Some 80 to 90 per cent of the Southern Province population appears to be affected by the crisis, and, as elsewhere in the country, the Zambian Red Cross and the International Federation are increasing both their caseload and food rations. Countrywide, 143,162 people will be receiving food from Red Cross general distributions, while targeted operations will assist another 112,000 - those infected or affected by HIV/AIDS and malnourished children under five.

Recent United Nations statistics showed that life expectancy in Zambia had fallen to 40.5 in 2000. In Sinazongwe, it is easy to understand why. HIV/AIDS is the main culprit, feeding and exploiting vulnerability, reducing the agricultural labour force, removing the breadwinners, removing the community's capacity to assist its weakest members.

Rhoda and the women of her village struggle on stoically. They do not wait around for the international food aid that keeps them alive but is not enough to dull their hunger. They walk all day in search of something to bridge the gap and ease their children's malnutrition.

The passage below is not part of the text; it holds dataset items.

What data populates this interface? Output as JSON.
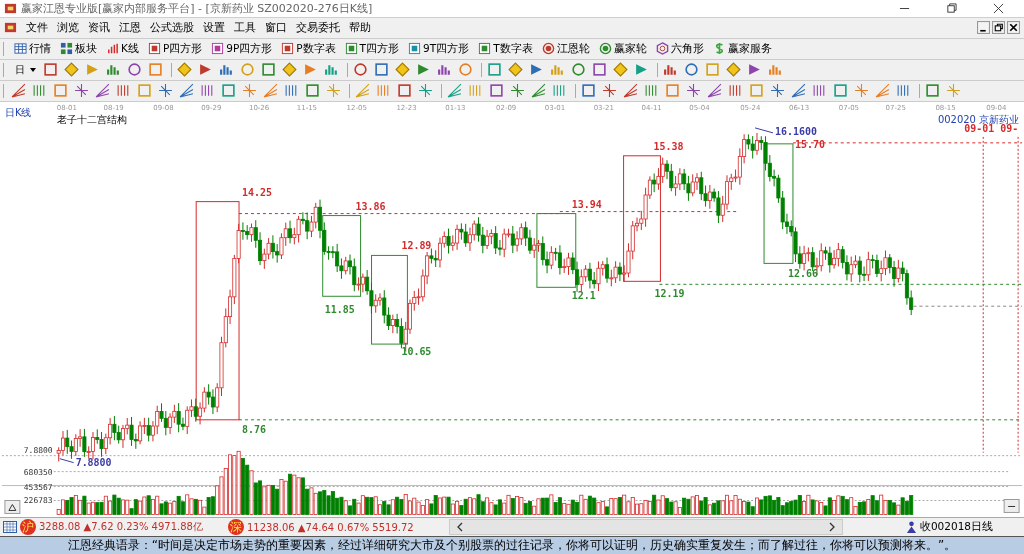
{
  "window": {
    "title": "赢家江恩专业版[赢家内部服务平台] - [京新药业  SZ002020-276日K线]"
  },
  "menu": {
    "items": [
      "文件",
      "浏览",
      "资讯",
      "江恩",
      "公式选股",
      "设置",
      "工具",
      "窗口",
      "交易委托",
      "帮助"
    ]
  },
  "toolbar": {
    "items": [
      "行情",
      "板块",
      "K线",
      "P四方形",
      "9P四方形",
      "P数字表",
      "T四方形",
      "9T四方形",
      "T数字表",
      "江恩轮",
      "赢家轮",
      "六角形",
      "赢家服务"
    ]
  },
  "period_selector": {
    "label": "日"
  },
  "chart": {
    "period": "日K线",
    "title": "老子十二宫结构",
    "stock": "002020 京新药业",
    "dates": [
      "08-01",
      "08-19",
      "09-08",
      "09-29",
      "10-26",
      "11-15",
      "12-05",
      "12-23",
      "01-13",
      "02-09",
      "03-01",
      "03-21",
      "04-11",
      "05-04",
      "05-24",
      "06-13",
      "07-05",
      "07-25",
      "08-15",
      "09-04"
    ],
    "price_axis_label": "7.8800",
    "annotations": [
      {
        "text": "14.25",
        "color": "#d42a2a"
      },
      {
        "text": "8.76",
        "color": "#2e8b2e"
      },
      {
        "text": "13.86",
        "color": "#d42a2a"
      },
      {
        "text": "11.85",
        "color": "#2e8b2e"
      },
      {
        "text": "12.89",
        "color": "#d42a2a"
      },
      {
        "text": "10.65",
        "color": "#2e8b2e"
      },
      {
        "text": "13.94",
        "color": "#d42a2a"
      },
      {
        "text": "12.1",
        "color": "#2e8b2e"
      },
      {
        "text": "12.19",
        "color": "#2e8b2e"
      },
      {
        "text": "15.38",
        "color": "#d42a2a"
      },
      {
        "text": "16.1600",
        "color": "#3a3aa8"
      },
      {
        "text": "15.70",
        "color": "#d42a2a"
      },
      {
        "text": "12.66",
        "color": "#2e8b2e"
      },
      {
        "text": "09-01",
        "color": "#d42a2a"
      },
      {
        "text": "09-",
        "color": "#d42a2a"
      },
      {
        "text": "7.8800",
        "color": "#3a3aa8"
      }
    ],
    "volume_axis": [
      "680350",
      "453567",
      "226783"
    ]
  },
  "status_bar": {
    "indices": [
      {
        "badge": "沪",
        "text": "3288.08 ▲7.62 0.23% 4971.88亿"
      },
      {
        "badge": "深",
        "text": "11238.06 ▲74.64 0.67% 5519.72"
      }
    ],
    "right": "收002018日线"
  },
  "quote": "江恩经典语录：“时间是决定市场走势的重要因素，经过详细研究大市及个别股票的过往记录，你将可以证明，历史确实重复发生；而了解过往，你将可以预测将来。”。"
}
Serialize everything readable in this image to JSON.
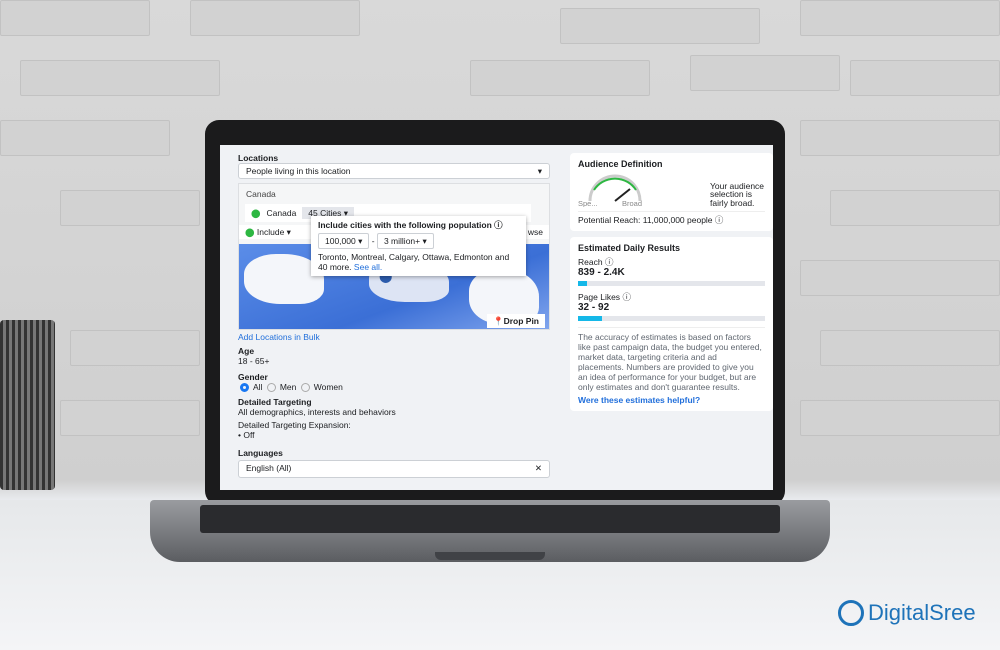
{
  "locations": {
    "label": "Locations",
    "type_select": "People living in this location",
    "country_header": "Canada",
    "country_chip": "Canada",
    "cities_dropdown": "45 Cities",
    "include_dropdown": "Include",
    "browse": "wse",
    "drop_pin": "Drop Pin",
    "add_bulk": "Add Locations in Bulk",
    "popup": {
      "title": "Include cities with the following population",
      "min": "100,000",
      "dash": "-",
      "max": "3 million+",
      "cities": "Toronto, Montreal, Calgary, Ottawa, Edmonton and 40 more.",
      "see_all": "See all."
    }
  },
  "age": {
    "label": "Age",
    "value": "18 - 65+"
  },
  "gender": {
    "label": "Gender",
    "options": [
      "All",
      "Men",
      "Women"
    ],
    "selected": "All"
  },
  "detailed": {
    "label": "Detailed Targeting",
    "value": "All demographics, interests and behaviors",
    "expansion_label": "Detailed Targeting Expansion:",
    "expansion_value": "Off"
  },
  "languages": {
    "label": "Languages",
    "value": "English (All)"
  },
  "audience": {
    "title": "Audience Definition",
    "gauge_left": "Spe...",
    "gauge_right": "Broad",
    "note": "Your audience selection is fairly broad.",
    "potential_reach": "Potential Reach: 11,000,000 people"
  },
  "estimates": {
    "title": "Estimated Daily Results",
    "reach_label": "Reach",
    "reach_value": "839 - 2.4K",
    "reach_fill_pct": 5,
    "likes_label": "Page Likes",
    "likes_value": "32 - 92",
    "likes_fill_pct": 13,
    "disclaimer": "The accuracy of estimates is based on factors like past campaign data, the budget you entered, market data, targeting criteria and ad placements. Numbers are provided to give you an idea of performance for your budget, but are only estimates and don't guarantee results.",
    "helpful_link": "Were these estimates helpful?"
  },
  "brand": {
    "logo_text": "DigitalSree",
    "color": "#1e73b9"
  },
  "colors": {
    "accent": "#1877f2",
    "bar": "#15b8e8",
    "include_green": "#2db742"
  }
}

Now they are working the fields again. Rain came at last at the end of January, giving the women hope. They dig into parched earth, planting maize from the food aid, sacrificing a meal in a desperate attempt to claw themselves from the crisis.

If ever a picture were false it is of Africa waiting with its hand out. No struggle was ever greater, no people more determined.

The maize and sorghum seed they had was planted as usual as the rain began last November. It ceased before the end of the month, enough to germinate the seed and set plants growing, but not enough to sustain them. A long dry spell followed, stunting, scorching and shrivelling what in March and April would have brought a harvest.

The new rain will change little. The women's hopes will be dashed. Even if the maize germinates, what is left of the growing season is too short to produce a harvest. A very tough year lies ahead.

Rhoda knows that. Yesterday at dawn she set out from the village, her youngest child on her back, and walked several hours to the shore of Lake Kariba. There is sometimes work there in a few small fields that are irrigated. She was in luck and through the heat of the day she weeded. She was paid with a handful of pumpkins and then hurried home, arriving just before sunset.

She was content. She had enough food for an evening meal, and to see them through tomorrow. At least her child would not be crying.